A Novel Flavonoid Derivative of Icariside II (YS-10) Improves Erectile Dysfunction in a Diabetic Rat Model by Inhibiting Ferroptosis via Activation of the Nrf2/HO-1/GPX4 Pathway.

OBJECTIVE: This study aimed to evaluate the therapeutic potential of YS-10, a novel flavonoid derivative of icariside II (ICA II), and to explore its mechanism of action in a diabetic rat model of erectile dysfunction (DMED). METHODS: Twenty-four male Sprague-Dawley rats were divided into four groups: control, DMED, DMED + ICA II (2.5 mg/kg/day), and DMED + YS-10 (2.5 mg/kg/day). Treatments lasted for 4 weeks followed by a 3-day washout. Erectile function was assessed, and penile tissues were analyzed by histology, immunohistochemistry, ELISA, and Western blot. In vitro, primary corpus cavernosum endothelial cells (CCECs) were treated with advanced glycation end products (AGEs), YS-10, Fer-1 (ferroptosis inhibitor), or ML385 (Nrf2 inhibitor) to evaluate oxidative stress and ferroptosis. RESULTS: In vivo, both YS-10 and ICA II (2.5 mg/kg/day) significantly improved erectile function in diabetic rats, increased smooth muscle content, reduced collagen deposition, and enhanced endothelial marker (CD31) expression in penile tissue (p < 0.01 vs DMED group). The maximum ICP/MAP ratio and oxidative stress markers were similarly restored in both treatment groups, with no significant difference between YS-10 and ICA II (p > 0.05). In vitro, YS-10 reversed AGEs-induced injury and ferroptosis in corpus cavernosum endothelial cells (CCECs), upregulated GPX4, downregulated ACSL4, and reduced ROS and lipid peroxidation, comparable to the effects of the ferroptosis inhibitor Fer-1. YS-10 also promoted Nrf2 nuclear translocation and elevated HO-1 expression.
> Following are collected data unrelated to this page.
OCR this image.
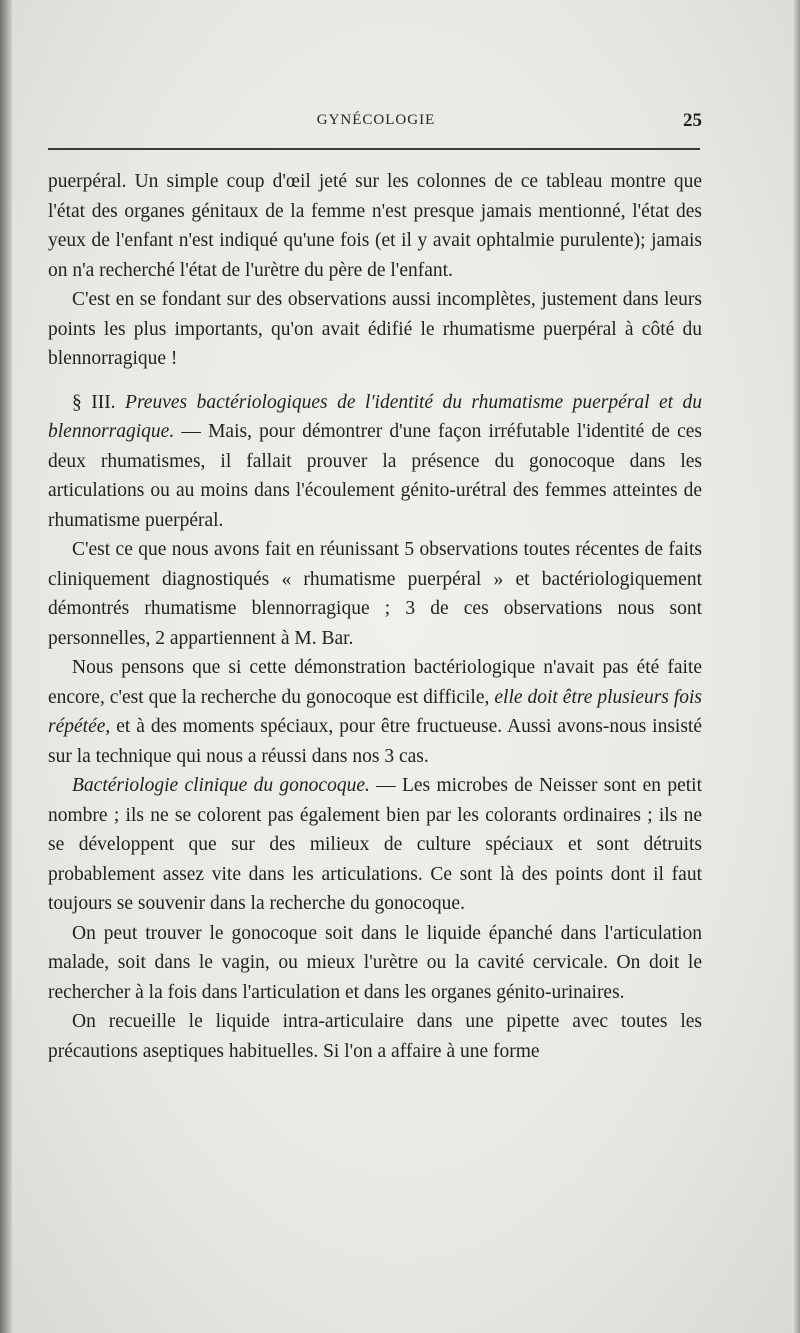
GYNÉCOLOGIE	25

puerpéral. Un simple coup d'œil jeté sur les colonnes de ce tableau montre que l'état des organes génitaux de la femme n'est presque jamais mentionné, l'état des yeux de l'enfant n'est indiqué qu'une fois (et il y avait ophtalmie purulente); jamais on n'a recherché l'état de l'urètre du père de l'enfant.

C'est en se fondant sur des observations aussi incomplètes, justement dans leurs points les plus importants, qu'on avait édifié le rhumatisme puerpéral à côté du blennorragique !

§ III. Preuves bactériologiques de l'identité du rhumatisme puerpéral et du blennorragique. — Mais, pour démontrer d'une façon irréfutable l'identité de ces deux rhumatismes, il fallait prouver la présence du gonocoque dans les articulations ou au moins dans l'écoulement génito-urétral des femmes atteintes de rhumatisme puerpéral.

C'est ce que nous avons fait en réunissant 5 observations toutes récentes de faits cliniquement diagnostiqués « rhumatisme puerpéral » et bactériologiquement démontrés rhumatisme blennorragique ; 3 de ces observations nous sont personnelles, 2 appartiennent à M. Bar.

Nous pensons que si cette démonstration bactériologique n'avait pas été faite encore, c'est que la recherche du gonocoque est difficile, elle doit être plusieurs fois répétée, et à des moments spéciaux, pour être fructueuse. Aussi avons-nous insisté sur la technique qui nous a réussi dans nos 3 cas.

Bactériologie clinique du gonocoque. — Les microbes de Neisser sont en petit nombre ; ils ne se colorent pas également bien par les colorants ordinaires ; ils ne se développent que sur des milieux de culture spéciaux et sont détruits probablement assez vite dans les articulations. Ce sont là des points dont il faut toujours se souvenir dans la recherche du gonocoque.

On peut trouver le gonocoque soit dans le liquide épanché dans l'articulation malade, soit dans le vagin, ou mieux l'urètre ou la cavité cervicale. On doit le rechercher à la fois dans l'articulation et dans les organes génito-urinaires.

On recueille le liquide intra-articulaire dans une pipette avec toutes les précautions aseptiques habituelles. Si l'on a affaire à une forme
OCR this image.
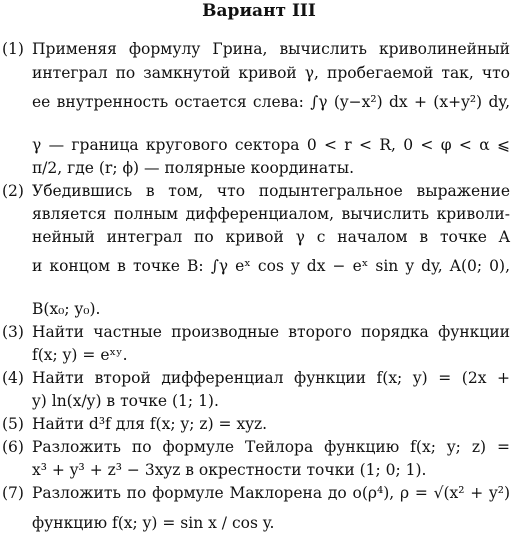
Вариант III
(1) Применяя формулу Грина, вычислить криволинейный
интеграл по замкнутой кривой γ, пробегаемой так, что
ее внутренность остается слева: ∫γ (y−x²) dx + (x+y²) dy,
γ — граница кругового сектора 0 < r < R, 0 < φ < α ⩽
π/2, где (r; ϕ) — полярные координаты.
(2) Убедившись в том, что подынтегральное выражение
является полным дифференциалом, вычислить криволи-
нейный интеграл по кривой γ с началом в точке A
и концом в точке B: ∫γ eˣ cos y dx − eˣ sin y dy, A(0; 0),
B(x₀; y₀).
(3) Найти частные производные второго порядка функции
f(x; y) = eˣʸ.
(4) Найти второй дифференциал функции f(x; y) = (2x +
y) ln(x/y) в точке (1; 1).
(5) Найти d³f для f(x; y; z) = xyz.
(6) Разложить по формуле Тейлора функцию f(x; y; z) =
x³ + y³ + z³ − 3xyz в окрестности точки (1; 0; 1).
(7) Разложить по формуле Маклорена до o(ρ⁴), ρ = √(x² + y²)
функцию f(x; y) = sin x / cos y.
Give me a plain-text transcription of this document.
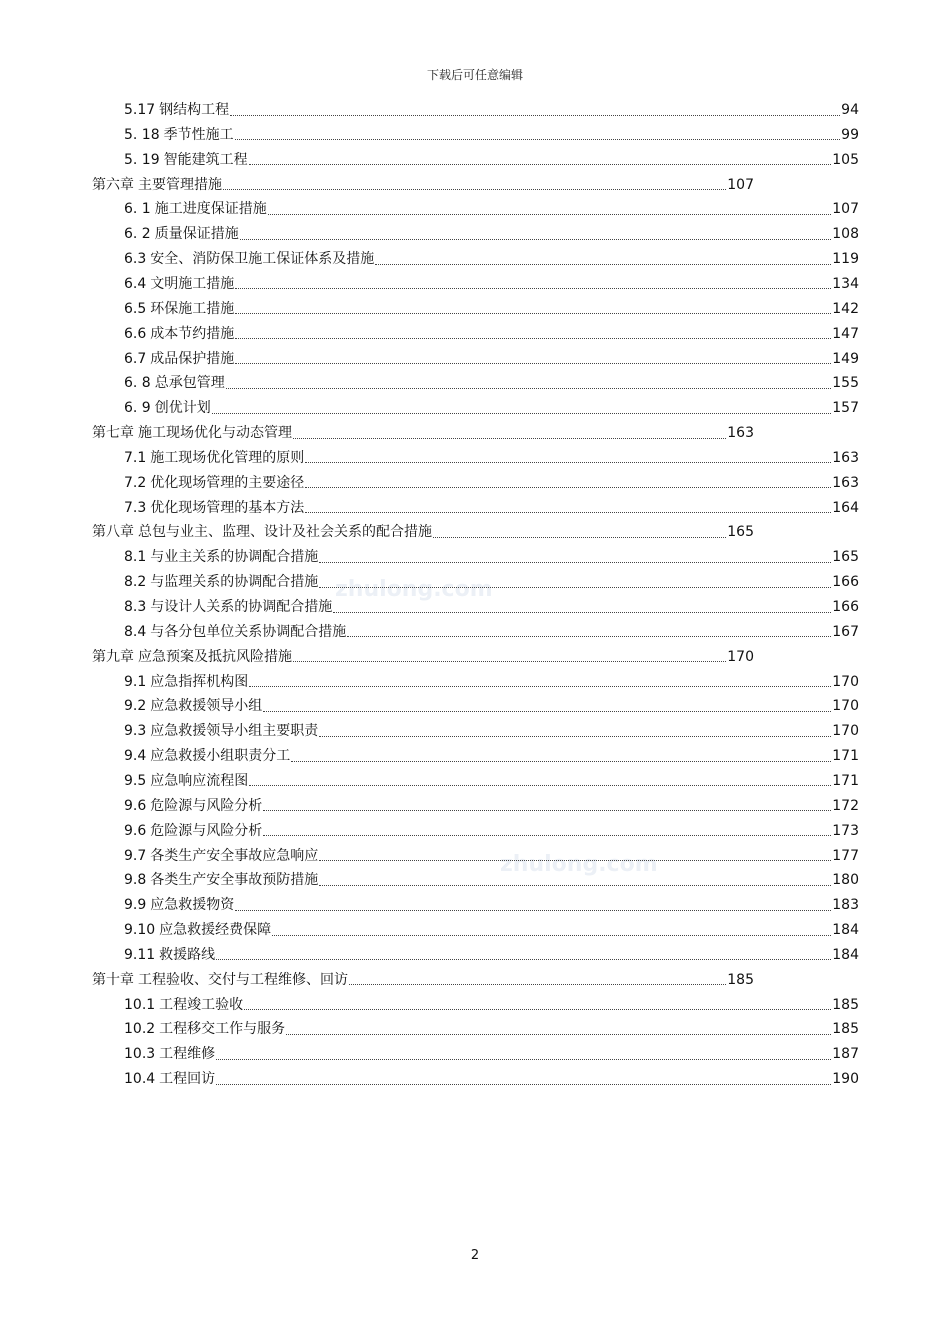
下载后可任意编辑
zhulong.com
zhulong.com
5.17 钢结构工程	94
5. 18 季节性施工	99
5. 19 智能建筑工程	105
第六章 主要管理措施	107
6. 1 施工进度保证措施	107
6. 2 质量保证措施	108
6.3 安全、消防保卫施工保证体系及措施	119
6.4 文明施工措施	134
6.5 环保施工措施	142
6.6 成本节约措施	147
6.7 成品保护措施	149
6. 8 总承包管理	155
6. 9 创优计划	157
第七章 施工现场优化与动态管理	163
7.1 施工现场优化管理的原则	163
7.2 优化现场管理的主要途径	163
7.3 优化现场管理的基本方法	164
第八章 总包与业主、监理、设计及社会关系的配合措施	165
8.1 与业主关系的协调配合措施	165
8.2 与监理关系的协调配合措施	166
8.3 与设计人关系的协调配合措施	166
8.4 与各分包单位关系协调配合措施	167
第九章 应急预案及抵抗风险措施	170
9.1 应急指挥机构图	170
9.2 应急救援领导小组	170
9.3 应急救援领导小组主要职责	170
9.4 应急救援小组职责分工	171
9.5 应急响应流程图	171
9.6 危险源与风险分析	172
9.6 危险源与风险分析	173
9.7 各类生产安全事故应急响应	177
9.8 各类生产安全事故预防措施	180
9.9 应急救援物资	183
9.10 应急救援经费保障	184
9.11 救援路线	184
第十章 工程验收、交付与工程维修、回访	185
10.1 工程竣工验收	185
10.2 工程移交工作与服务	185
10.3 工程维修	187
10.4 工程回访	190
2
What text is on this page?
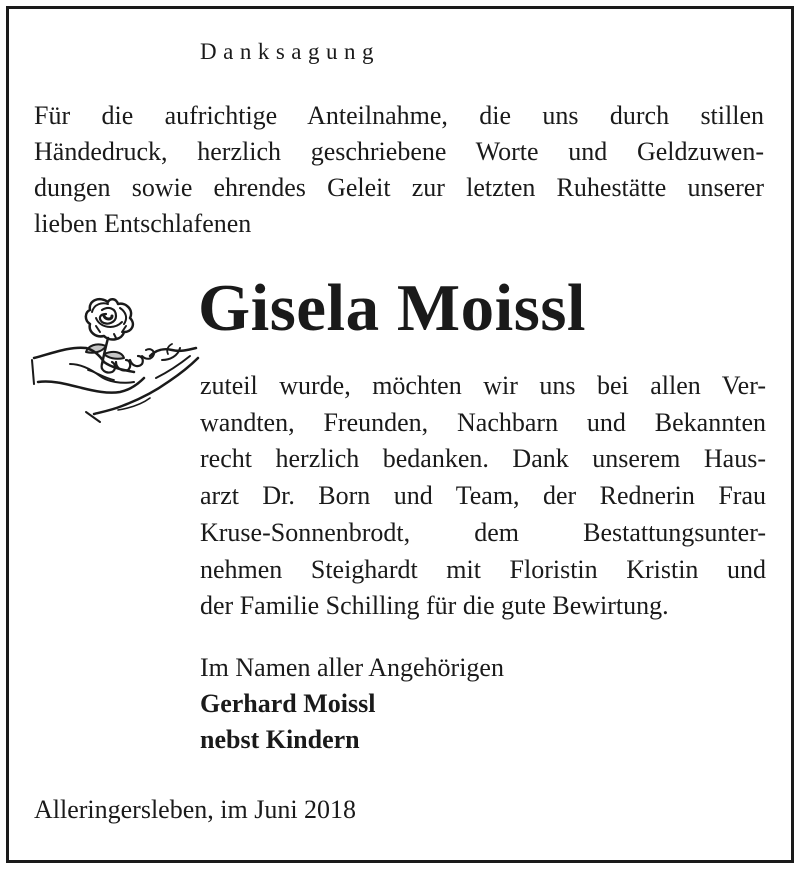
Danksagung
Für die aufrichtige Anteilnahme, die uns durch stillen
Händedruck, herzlich geschriebene Worte und Geldzuwen-
dungen sowie ehrendes Geleit zur letzten Ruhestätte unserer
lieben Entschlafenen
Gisela Moissl
zuteil wurde, möchten wir uns bei allen Ver-
wandten, Freunden, Nachbarn und Bekannten
recht herzlich bedanken. Dank unserem Haus-
arzt Dr. Born und Team, der Rednerin Frau
Kruse-Sonnenbrodt, dem Bestattungsunter-
nehmen Steighardt mit Floristin Kristin und
der Familie Schilling für die gute Bewirtung.
Im Namen aller Angehörigen
Gerhard Moissl
nebst Kindern
Alleringersleben, im Juni 2018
Molecular docking, immunofluorescence, and Western blotconfirmed the interaction between YS-10 and the Nrf2/HO-1/GPX4 signaling pathway. CONCLUSION: YS-10 improves erectile function in diabetic rats by reducing oxidative stress and inhibiting ferroptosis via activation of the Nrf2/HO-1/GPX4 pathway. At 2.5 mg/kg/day, YS-10 was effective, well-tolerated, and showed efficacy comparable to ICA II. These findings support its potential as a promising candidate for diabetes-related erectile dysfunction therapy.